Review of partial outage on 2014-04-28

What happened #

We had a partial outage of the Postmark website and Bounces API endpoint on Apr 24 2014, from approximately 1:00PM EST to 5:30PM EST. At about 1:30PM we narrowed the problem down to our CouchDB views. Discussing the problem with our partner Cloudant, at 2:30PM we realized that during some ongoing maintenance our view shards got deleted and would need to be rebuilt with a rebuild time of >24 hours. This not being an acceptable solution, JP and Nick implemented a series of hotfixes to use different data sources to work around the loss of our CouchDB views.
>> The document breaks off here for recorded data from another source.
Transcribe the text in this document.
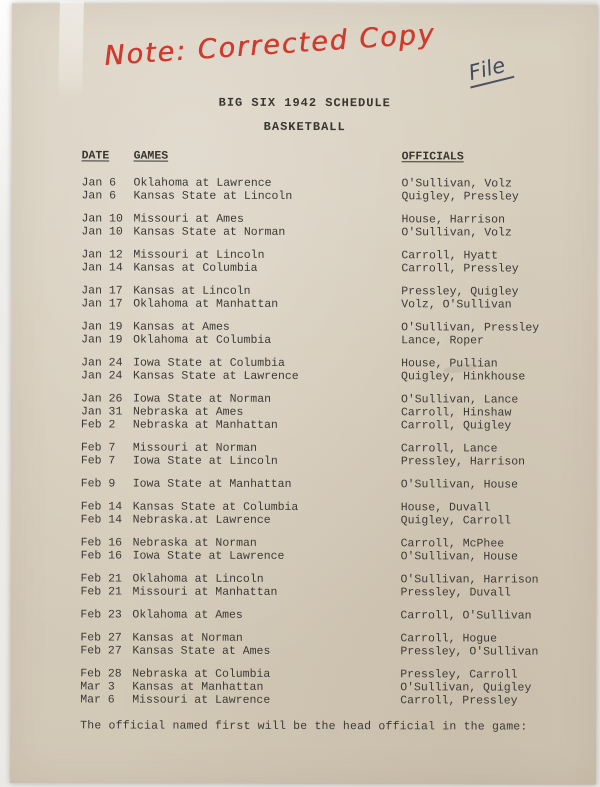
Note: Corrected Copy File
BIG SIX 1942 SCHEDULE
BASKETBALL
DATE	GAMES	OFFICIALS
Jan 6	Oklahoma at Lawrence	O'Sullivan, Volz
Jan 6	Kansas State at Lincoln	Quigley, Pressley
Jan 10 Missouri at Ames	House, Harrison
Jan 10 Kansas State at Norman	O'Sullivan, Volz
Jan 12 Missouri at Lincoln	Carroll, Hyatt
Jan 14 Kansas at Columbia	Carroll, Pressley
Jan 17 Kansas at Lincoln	Pressley, Quigley
Jan 17 Oklahoma at Manhattan	Volz, O'Sullivan
Jan 19 Kansas at Ames	O'Sullivan, Pressley
Jan 19 Oklahoma at Columbia	Lance, Roper
Jan 24 Iowa State at Columbia	House, Pullian
Jan 24 Kansas State at Lawrence	Quigley, Hinkhouse
Jan 26 Iowa State at Norman	O'Sullivan, Lance
Jan 31 Nebraska at Ames	Carroll, Hinshaw
Feb 2	Nebraska at Manhattan	Carroll, Quigley
Feb 7	Missouri at Norman	Carroll, Lance
Feb 7	Iowa State at Lincoln	Pressley, Harrison
Feb 9	Iowa State at Manhattan	O'Sullivan, House
Feb 14 Kansas State at Columbia	House, Duvall
Feb 14 Nebraska.at Lawrence	Quigley, Carroll
Feb 16 Nebraska at Norman	Carroll, McPhee
Feb 16 Iowa State at Lawrence	O'Sullivan, House
Feb 21 Oklahoma at Lincoln	O'Sullivan, Harrison
Feb 21 Missouri at Manhattan	Pressley, Duvall
Feb 23 Oklahoma at Ames	Carroll, O'Sullivan
Feb 27 Kansas at Norman	Carroll, Hogue
Feb 27 Kansas State at Ames	Pressley, O'Sullivan
Feb 28 Nebraska at Columbia	Pressley, Carroll
Mar 3	Kansas at Manhattan	O'Sullivan, Quigley
Mar 6	Missouri at Lawrence	Carroll, Pressley
The official named first will be the head official in the game:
These issues were resolved around 5:30PM.

What was fixed #

  • Viewing messages on the website
  • Single bounce API call, GET /bounces/{bounceID}
  • Bounce dump, GET /bounces/{bounceID}/dump
  • Activating bounces, PUT /bounces/{bounceID}/activate

These portions of the application will show a slight degradation in performance until our views are rebuilt.

What we are still fixing #

Deleting a server from the website or the API is not functional right now. We are working to fix this functionality.

Update Apr 29 12:28PM EST deleting servers should be fully functional now.

What we’re doing in the future #

We’re going to leave in place and enhance our hotfix use of alternate data sources so if CouchDB views degrade again recovery will be much quicker. We’re going to continue working closely with Cloudant to make sure our CouchDB cluster is as resilient as possible.